Más allá de la carestía del texto, quizá producto de una apresurada lectura borgiana, cuyas premisas se agotan enseguida y de la complejidad del entramado escénico que dificulta a los actores no solo el tránsito o la enunciación o mostrase habitados por alguna destreza, la dirección actoral se echa en falta. Hay puestas en escena donde se nota con excesivo protagonismo la mano del director, el caso de Tres tristes tigres es justo lo contrario. Un triángulo de desengaños desde el onirismo que nos recuerdan la dramaturgia urbana de los ochentas y principios de los noventas (sí, aparece un detective) donde la liviandad y el aparente embeleso eran moneda de cambio, bajo esquemas de escritura que pretendían no ser convencionales y lo eran, sin saberlo. Se nota falta de asimilación en el autor sobre la tradición dramatúrgica que habita; en general un montaje que podría ser un examen, parte de un proceso pedagógico, de ninguna manera un producto acabado.

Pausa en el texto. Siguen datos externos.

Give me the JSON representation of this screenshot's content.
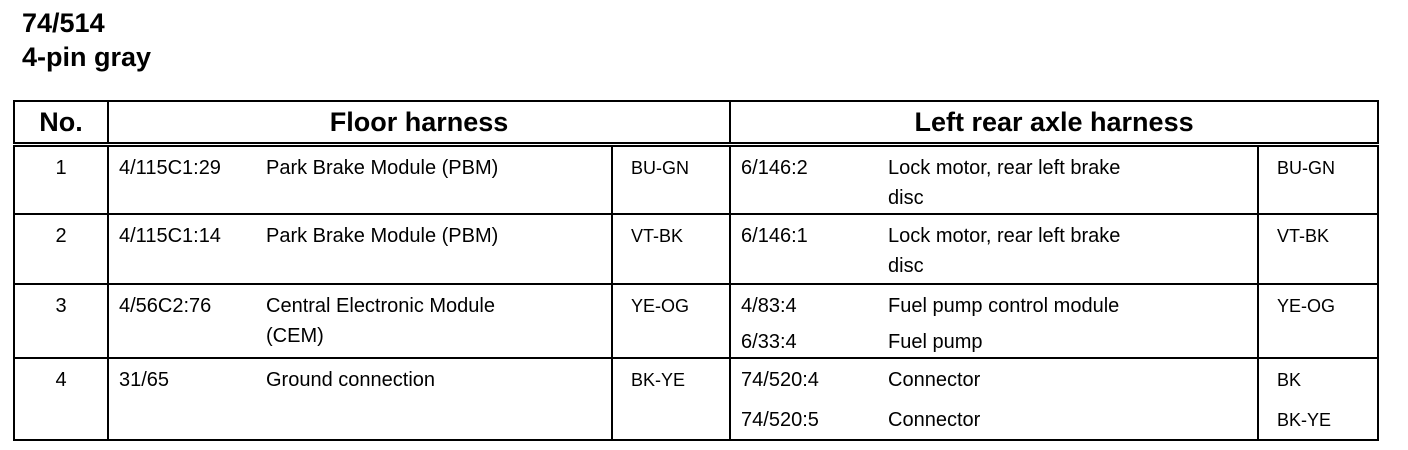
{
  "title": {
    "line1": "74/514",
    "line2": "4-pin gray"
  },
  "headers": {
    "no": "No.",
    "floor": "Floor harness",
    "left_rear": "Left rear axle harness"
  },
  "rows": [
    {
      "no": "1",
      "floor": {
        "code": "4/115C1:29",
        "desc": "Park Brake Module (PBM)",
        "color": "BU-GN"
      },
      "rear": [
        {
          "code": "6/146:2",
          "desc": "Lock motor, rear left brake disc",
          "color": "BU-GN"
        }
      ]
    },
    {
      "no": "2",
      "floor": {
        "code": "4/115C1:14",
        "desc": "Park Brake Module (PBM)",
        "color": "VT-BK"
      },
      "rear": [
        {
          "code": "6/146:1",
          "desc": "Lock motor, rear left brake disc",
          "color": "VT-BK"
        }
      ]
    },
    {
      "no": "3",
      "floor": {
        "code": "4/56C2:76",
        "desc": "Central Electronic Module (CEM)",
        "color": "YE-OG"
      },
      "rear": [
        {
          "code": "4/83:4",
          "desc": "Fuel pump control module",
          "color": "YE-OG"
        },
        {
          "code": "6/33:4",
          "desc": "Fuel pump",
          "color": ""
        }
      ]
    },
    {
      "no": "4",
      "floor": {
        "code": "31/65",
        "desc": "Ground connection",
        "color": "BK-YE"
      },
      "rear": [
        {
          "code": "74/520:4",
          "desc": "Connector",
          "color": "BK"
        },
        {
          "code": "74/520:5",
          "desc": "Connector",
          "color": "BK-YE"
        }
      ]
    }
  ]
}
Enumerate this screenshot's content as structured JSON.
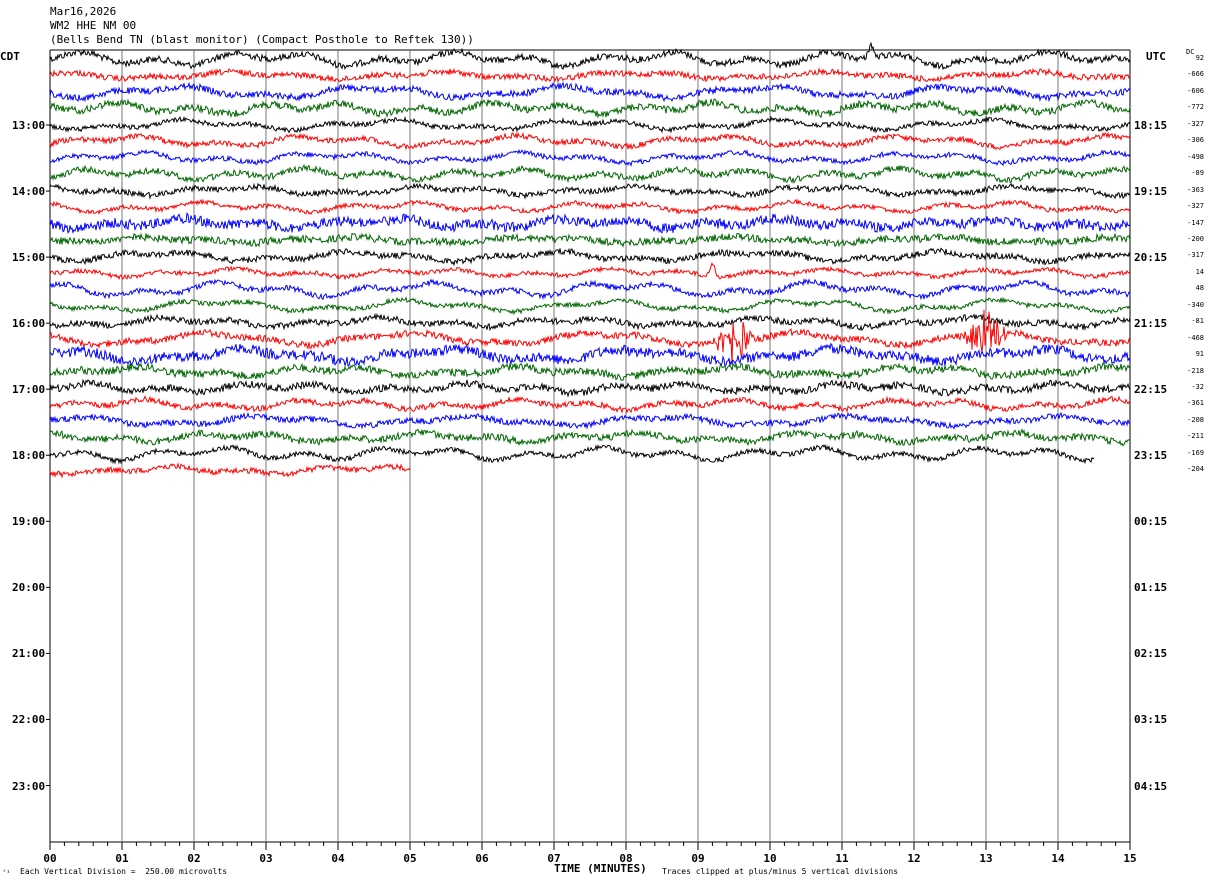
{
  "header": {
    "date": "Mar16,2026",
    "station": "WM2 HHE NM 00",
    "description": "(Bells Bend TN (blast monitor) (Compact Posthole to Reftek 130))"
  },
  "labels": {
    "left_zone": "CDT",
    "right_zone": "UTC",
    "dc": "DC",
    "xlabel": "TIME (MINUTES)",
    "scale_note": "Each Vertical Division =  250.00 microvolts",
    "clip_note": "Traces clipped at plus/minus 5 vertical divisions",
    "corner_mark": "‘¹"
  },
  "colors": {
    "trace_cycle": [
      "#000000",
      "#ff0000",
      "#0000ff",
      "#006600"
    ],
    "grid": "#000000"
  },
  "chart_data": {
    "type": "line",
    "xlabel": "TIME (MINUTES)",
    "xlim": [
      0,
      15
    ],
    "x_ticks": [
      "00",
      "01",
      "02",
      "03",
      "04",
      "05",
      "06",
      "07",
      "08",
      "09",
      "10",
      "11",
      "12",
      "13",
      "14",
      "15"
    ],
    "left_hour_labels": [
      "13:00",
      "14:00",
      "15:00",
      "16:00",
      "17:00",
      "18:00",
      "19:00",
      "20:00",
      "21:00",
      "22:00",
      "23:00"
    ],
    "right_hour_labels": [
      "18:15",
      "19:15",
      "20:15",
      "21:15",
      "22:15",
      "23:15",
      "00:15",
      "01:15",
      "02:15",
      "03:15",
      "04:15"
    ],
    "traces_per_hour": 4,
    "minutes_per_trace": 15,
    "dc_offsets": [
      92,
      -666,
      -606,
      -772,
      -327,
      -306,
      -498,
      -89,
      -363,
      -327,
      -147,
      -200,
      -317,
      14,
      48,
      -340,
      -81,
      -468,
      91,
      -218,
      -32,
      -361,
      -208,
      -211,
      -169,
      -204
    ],
    "trace_count": 26,
    "last_trace_end_minute": 5.0,
    "events": [
      {
        "trace": 0,
        "minute": 11.4,
        "note": "spike"
      },
      {
        "trace": 13,
        "minute": 9.2,
        "note": "spike"
      },
      {
        "trace": 17,
        "minute": 9.5,
        "note": "burst"
      },
      {
        "trace": 17,
        "minute": 13.0,
        "note": "burst"
      }
    ]
  }
}
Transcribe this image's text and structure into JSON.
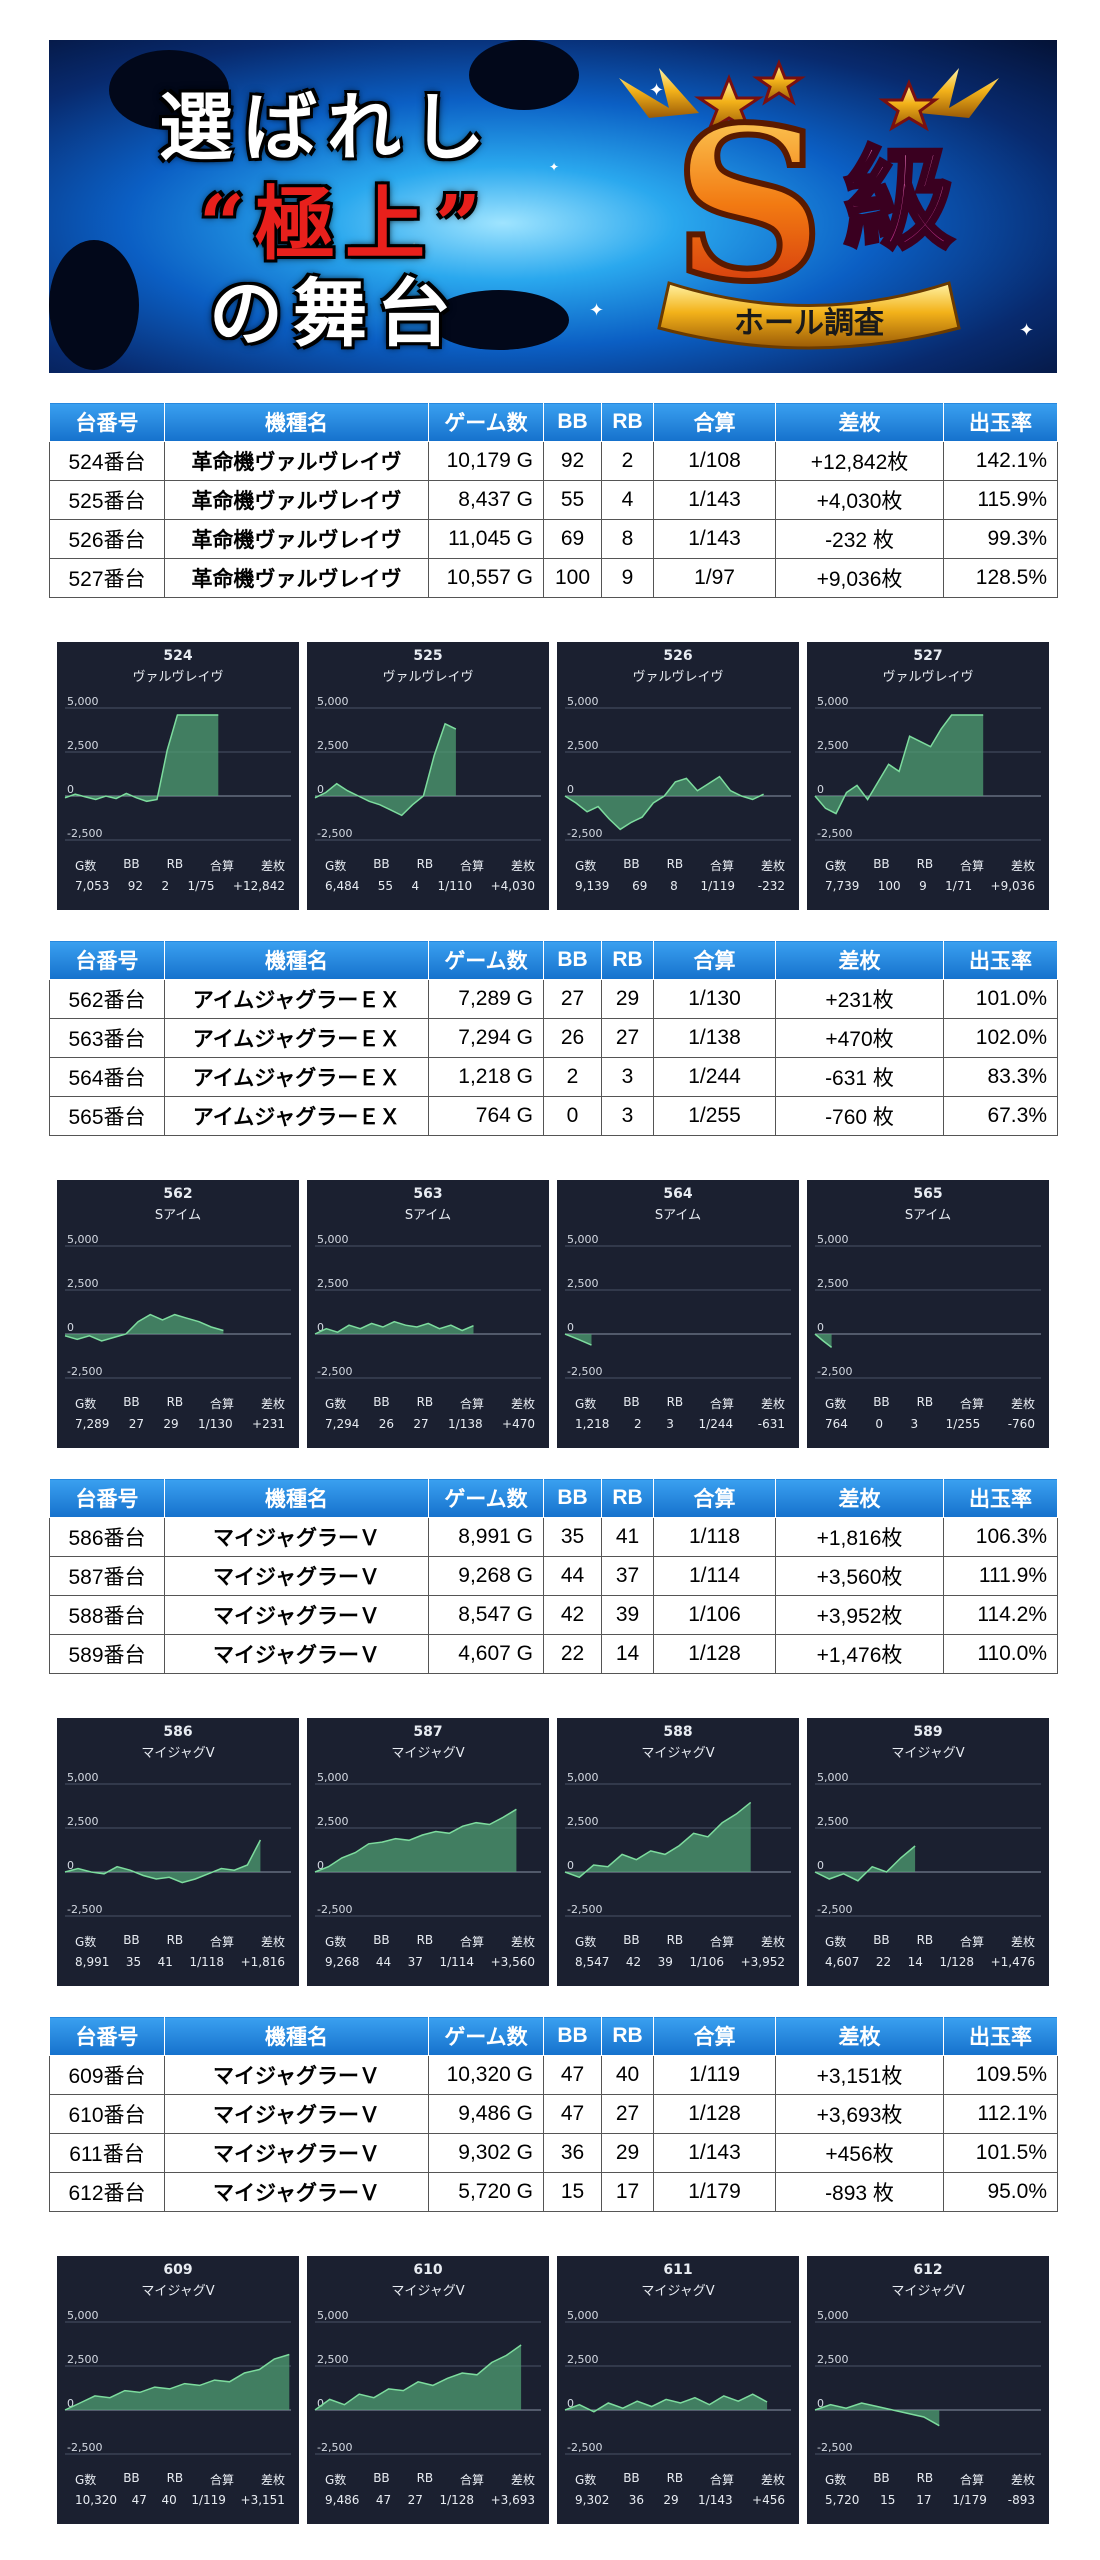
{
  "banner": {
    "line1": "選ばれし",
    "line2": "“極上”",
    "line3": "の舞台",
    "badge_big": "S",
    "badge_kanji": "級",
    "badge_ribbon": "ホール調査"
  },
  "table_headers": [
    "台番号",
    "機種名",
    "ゲーム数",
    "BB",
    "RB",
    "合算",
    "差枚",
    "出玉率"
  ],
  "panel_stat_labels": [
    "G数",
    "BB",
    "RB",
    "合算",
    "差枚"
  ],
  "groups": [
    {
      "rows": [
        {
          "unit": "524番台",
          "model": "革命機ヴァルヴレイヴ",
          "games": "10,179 G",
          "bb": "92",
          "rb": "2",
          "combined": "1/108",
          "diff": "+12,842枚",
          "rate": "142.1%",
          "sign": "pos"
        },
        {
          "unit": "525番台",
          "model": "革命機ヴァルヴレイヴ",
          "games": "8,437 G",
          "bb": "55",
          "rb": "4",
          "combined": "1/143",
          "diff": "+4,030枚",
          "rate": "115.9%",
          "sign": "pos"
        },
        {
          "unit": "526番台",
          "model": "革命機ヴァルヴレイヴ",
          "games": "11,045 G",
          "bb": "69",
          "rb": "8",
          "combined": "1/143",
          "diff": "-232 枚",
          "rate": "99.3%",
          "sign": "neg"
        },
        {
          "unit": "527番台",
          "model": "革命機ヴァルヴレイヴ",
          "games": "10,557 G",
          "bb": "100",
          "rb": "9",
          "combined": "1/97",
          "diff": "+9,036枚",
          "rate": "128.5%",
          "sign": "pos"
        }
      ],
      "panels": [
        {
          "no": "524",
          "name": "ヴァルヴレイヴ",
          "g": "7,053",
          "bb": "92",
          "rb": "2",
          "combined": "1/75",
          "diff": "+12,842"
        },
        {
          "no": "525",
          "name": "ヴァルヴレイヴ",
          "g": "6,484",
          "bb": "55",
          "rb": "4",
          "combined": "1/110",
          "diff": "+4,030"
        },
        {
          "no": "526",
          "name": "ヴァルヴレイヴ",
          "g": "9,139",
          "bb": "69",
          "rb": "8",
          "combined": "1/119",
          "diff": "-232"
        },
        {
          "no": "527",
          "name": "ヴァルヴレイヴ",
          "g": "7,739",
          "bb": "100",
          "rb": "9",
          "combined": "1/71",
          "diff": "+9,036"
        }
      ]
    },
    {
      "rows": [
        {
          "unit": "562番台",
          "model": "アイムジャグラーＥＸ",
          "games": "7,289 G",
          "bb": "27",
          "rb": "29",
          "combined": "1/130",
          "diff": "+231枚",
          "rate": "101.0%",
          "sign": "pos"
        },
        {
          "unit": "563番台",
          "model": "アイムジャグラーＥＸ",
          "games": "7,294 G",
          "bb": "26",
          "rb": "27",
          "combined": "1/138",
          "diff": "+470枚",
          "rate": "102.0%",
          "sign": "pos"
        },
        {
          "unit": "564番台",
          "model": "アイムジャグラーＥＸ",
          "games": "1,218 G",
          "bb": "2",
          "rb": "3",
          "combined": "1/244",
          "diff": "-631 枚",
          "rate": "83.3%",
          "sign": "neg"
        },
        {
          "unit": "565番台",
          "model": "アイムジャグラーＥＸ",
          "games": "764 G",
          "bb": "0",
          "rb": "3",
          "combined": "1/255",
          "diff": "-760 枚",
          "rate": "67.3%",
          "sign": "neg"
        }
      ],
      "panels": [
        {
          "no": "562",
          "name": "Sアイム",
          "g": "7,289",
          "bb": "27",
          "rb": "29",
          "combined": "1/130",
          "diff": "+231"
        },
        {
          "no": "563",
          "name": "Sアイム",
          "g": "7,294",
          "bb": "26",
          "rb": "27",
          "combined": "1/138",
          "diff": "+470"
        },
        {
          "no": "564",
          "name": "Sアイム",
          "g": "1,218",
          "bb": "2",
          "rb": "3",
          "combined": "1/244",
          "diff": "-631"
        },
        {
          "no": "565",
          "name": "Sアイム",
          "g": "764",
          "bb": "0",
          "rb": "3",
          "combined": "1/255",
          "diff": "-760"
        }
      ]
    },
    {
      "rows": [
        {
          "unit": "586番台",
          "model": "マイジャグラーＶ",
          "games": "8,991 G",
          "bb": "35",
          "rb": "41",
          "combined": "1/118",
          "diff": "+1,816枚",
          "rate": "106.3%",
          "sign": "pos"
        },
        {
          "unit": "587番台",
          "model": "マイジャグラーＶ",
          "games": "9,268 G",
          "bb": "44",
          "rb": "37",
          "combined": "1/114",
          "diff": "+3,560枚",
          "rate": "111.9%",
          "sign": "pos"
        },
        {
          "unit": "588番台",
          "model": "マイジャグラーＶ",
          "games": "8,547 G",
          "bb": "42",
          "rb": "39",
          "combined": "1/106",
          "diff": "+3,952枚",
          "rate": "114.2%",
          "sign": "pos"
        },
        {
          "unit": "589番台",
          "model": "マイジャグラーＶ",
          "games": "4,607 G",
          "bb": "22",
          "rb": "14",
          "combined": "1/128",
          "diff": "+1,476枚",
          "rate": "110.0%",
          "sign": "pos"
        }
      ],
      "panels": [
        {
          "no": "586",
          "name": "マイジャグV",
          "g": "8,991",
          "bb": "35",
          "rb": "41",
          "combined": "1/118",
          "diff": "+1,816"
        },
        {
          "no": "587",
          "name": "マイジャグV",
          "g": "9,268",
          "bb": "44",
          "rb": "37",
          "combined": "1/114",
          "diff": "+3,560"
        },
        {
          "no": "588",
          "name": "マイジャグV",
          "g": "8,547",
          "bb": "42",
          "rb": "39",
          "combined": "1/106",
          "diff": "+3,952"
        },
        {
          "no": "589",
          "name": "マイジャグV",
          "g": "4,607",
          "bb": "22",
          "rb": "14",
          "combined": "1/128",
          "diff": "+1,476"
        }
      ]
    },
    {
      "rows": [
        {
          "unit": "609番台",
          "model": "マイジャグラーＶ",
          "games": "10,320 G",
          "bb": "47",
          "rb": "40",
          "combined": "1/119",
          "diff": "+3,151枚",
          "rate": "109.5%",
          "sign": "pos"
        },
        {
          "unit": "610番台",
          "model": "マイジャグラーＶ",
          "games": "9,486 G",
          "bb": "47",
          "rb": "27",
          "combined": "1/128",
          "diff": "+3,693枚",
          "rate": "112.1%",
          "sign": "pos"
        },
        {
          "unit": "611番台",
          "model": "マイジャグラーＶ",
          "games": "9,302 G",
          "bb": "36",
          "rb": "29",
          "combined": "1/143",
          "diff": "+456枚",
          "rate": "101.5%",
          "sign": "pos"
        },
        {
          "unit": "612番台",
          "model": "マイジャグラーＶ",
          "games": "5,720 G",
          "bb": "15",
          "rb": "17",
          "combined": "1/179",
          "diff": "-893 枚",
          "rate": "95.0%",
          "sign": "neg"
        }
      ],
      "panels": [
        {
          "no": "609",
          "name": "マイジャグV",
          "g": "10,320",
          "bb": "47",
          "rb": "40",
          "combined": "1/119",
          "diff": "+3,151"
        },
        {
          "no": "610",
          "name": "マイジャグV",
          "g": "9,486",
          "bb": "47",
          "rb": "27",
          "combined": "1/128",
          "diff": "+3,693"
        },
        {
          "no": "611",
          "name": "マイジャグV",
          "g": "9,302",
          "bb": "36",
          "rb": "29",
          "combined": "1/143",
          "diff": "+456"
        },
        {
          "no": "612",
          "name": "マイジャグV",
          "g": "5,720",
          "bb": "15",
          "rb": "17",
          "combined": "1/179",
          "diff": "-893"
        }
      ]
    }
  ],
  "chart_data": {
    "type": "area",
    "x_axis": "game progress (0 to each machine's G数)",
    "ylim": [
      -2500,
      5000
    ],
    "yticks": [
      "5,000",
      "2,500",
      "0",
      "-2,500"
    ],
    "grid": true,
    "fill_color": "#4f9e72",
    "line_color": "#7ddc9e",
    "series": [
      {
        "unit": "524",
        "x_end": 7053,
        "y": [
          -100,
          100,
          -50,
          -200,
          0,
          -150,
          150,
          -100,
          -300,
          -200,
          2600,
          4600,
          4600,
          4600,
          4600,
          4600
        ]
      },
      {
        "unit": "525",
        "x_end": 6484,
        "y": [
          -100,
          200,
          700,
          300,
          0,
          -300,
          -500,
          -800,
          -1100,
          -500,
          0,
          2300,
          4100,
          3800
        ]
      },
      {
        "unit": "526",
        "x_end": 9139,
        "y": [
          0,
          -400,
          -900,
          -600,
          -1300,
          -1900,
          -1500,
          -1200,
          -400,
          0,
          800,
          1000,
          300,
          700,
          1100,
          300,
          0,
          -200,
          100
        ]
      },
      {
        "unit": "527",
        "x_end": 7739,
        "y": [
          0,
          -700,
          -1000,
          200,
          600,
          -200,
          800,
          1800,
          1400,
          3400,
          3100,
          2800,
          3800,
          4600,
          4600,
          4600,
          4600
        ]
      },
      {
        "unit": "562",
        "x_end": 7289,
        "y": [
          -100,
          -300,
          -100,
          -400,
          -200,
          0,
          700,
          1100,
          800,
          1100,
          900,
          700,
          400,
          200
        ]
      },
      {
        "unit": "563",
        "x_end": 7294,
        "y": [
          0,
          300,
          100,
          500,
          300,
          600,
          400,
          700,
          500,
          400,
          600,
          300,
          500,
          200,
          470
        ]
      },
      {
        "unit": "564",
        "x_end": 1218,
        "y": [
          0,
          -300,
          -631
        ]
      },
      {
        "unit": "565",
        "x_end": 764,
        "y": [
          0,
          -400,
          -760
        ]
      },
      {
        "unit": "586",
        "x_end": 8991,
        "y": [
          0,
          200,
          0,
          -100,
          300,
          100,
          -200,
          -400,
          -300,
          -600,
          -400,
          -100,
          200,
          100,
          400,
          1816
        ]
      },
      {
        "unit": "587",
        "x_end": 9268,
        "y": [
          0,
          300,
          800,
          1100,
          1600,
          1700,
          1900,
          1800,
          2100,
          2300,
          2200,
          2600,
          2800,
          2700,
          3100,
          3560
        ]
      },
      {
        "unit": "588",
        "x_end": 8547,
        "y": [
          0,
          -300,
          400,
          300,
          1000,
          700,
          1200,
          1000,
          1500,
          2200,
          2000,
          2800,
          3300,
          3952
        ]
      },
      {
        "unit": "589",
        "x_end": 4607,
        "y": [
          0,
          -400,
          -100,
          -500,
          300,
          0,
          800,
          1476
        ]
      },
      {
        "unit": "609",
        "x_end": 10320,
        "y": [
          0,
          400,
          800,
          700,
          1100,
          1000,
          1300,
          1200,
          1500,
          1400,
          1700,
          1600,
          2100,
          2300,
          2900,
          3151
        ]
      },
      {
        "unit": "610",
        "x_end": 9486,
        "y": [
          0,
          600,
          300,
          900,
          700,
          1200,
          1100,
          1600,
          1400,
          1800,
          2100,
          2000,
          2700,
          3100,
          3693
        ]
      },
      {
        "unit": "611",
        "x_end": 9302,
        "y": [
          0,
          300,
          -100,
          400,
          100,
          500,
          200,
          600,
          400,
          700,
          300,
          800,
          500,
          900,
          456
        ]
      },
      {
        "unit": "612",
        "x_end": 5720,
        "y": [
          0,
          300,
          100,
          400,
          200,
          0,
          -200,
          -400,
          -893
        ]
      }
    ]
  }
}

Finalmente, la obra para joven público Malas palabras interpretado por Micaela Gramajo Szuchmacher, el montaje mítico que estrenara su madre Perla Szuchmacher en el año 2002, teatrista parte de ese triángulo inadvertido de la dramaturgia mexicana que renovó la manera de hacer teatro para público específico, junto a Maribel Carrasco y Berta Hiriart. En una tradición tan masculina como la del teatro mexicano es interesante que a principios de este siglo la mayor renovación en contenidos (en cualquier rama de la teatralidad) provenga de tres autoras. El éxito del teatro para niños y jóvenes en México es inexplicable sin ese tridente fantástico de literatura dramática al servicio de esos locos bajitos que conocieron, como en este montaje, que las malas palabras no lo son tanto, que tienen un lugar en el diccionario y en la vida y que la adopción es otra forma de entender la familia. Hasta hace relativamente poco tiempo estos temas en la escena debían abordarse de una forma ñoña y didáctica, no es el caso de Malas palabras que generosamente dilucida Micaela Gramajo, fiduciaria del tesón de una mujer de extraordinaria generosidad como lo fue Perla Szuchmacher; quienes la conocimos vemos en Malas palabras la heredad de un teatro que no pierde vigencia, mientras otras piezas dramáticas – en especial del teatro para adultos – escritas en la misma temporalidad son casi objetos arqueológicos.
Igualmente la puesta en escena conserva la dulzura inicial y el mismo acercamiento con el público, quizá es ahí donde podría actualizarse, en entender que los niños de esta década, por ejemplo, pueden escuchar con mayor naturalidad una mala palabra y que la puesta en escena en ese sentido podría ser más arriesgada, justamente por el camino recorrido. El trabajo de Gramajo es impecable, emocionante y sobre todo en sintonía con los espectadores más jóvenes. Ver Malas palabras y sentir su carga emotiva de primera mano es entender que Perla Szuchmacher nos acompaña, porque como dijo Ricardo Garibay: “el escritor no desaparece; donde se abran sus libros volverá a vivir de modo entero, con su mundo todo, en nuestras manos, en nuestro corazón e inteligencia agradecidos”, valga también para la dramaturgia. Puedo entonces asegurar que Perla Szuchmacher estuvo en esta primavera en Tijuana, en la iniciativa teatral que lleva a cabo La Alborada Centro Cultural.
21 abril, 2015 @ 10:09 pm
Mtro. Enrique Olmos de Ita, gran reseña.
Un honor haber participado.
Durante tres días pude conocer y escuchar a personas inteligentes y arriesgadas en su trabajo dentro y para el teatro. Abrazos para todos ustedes.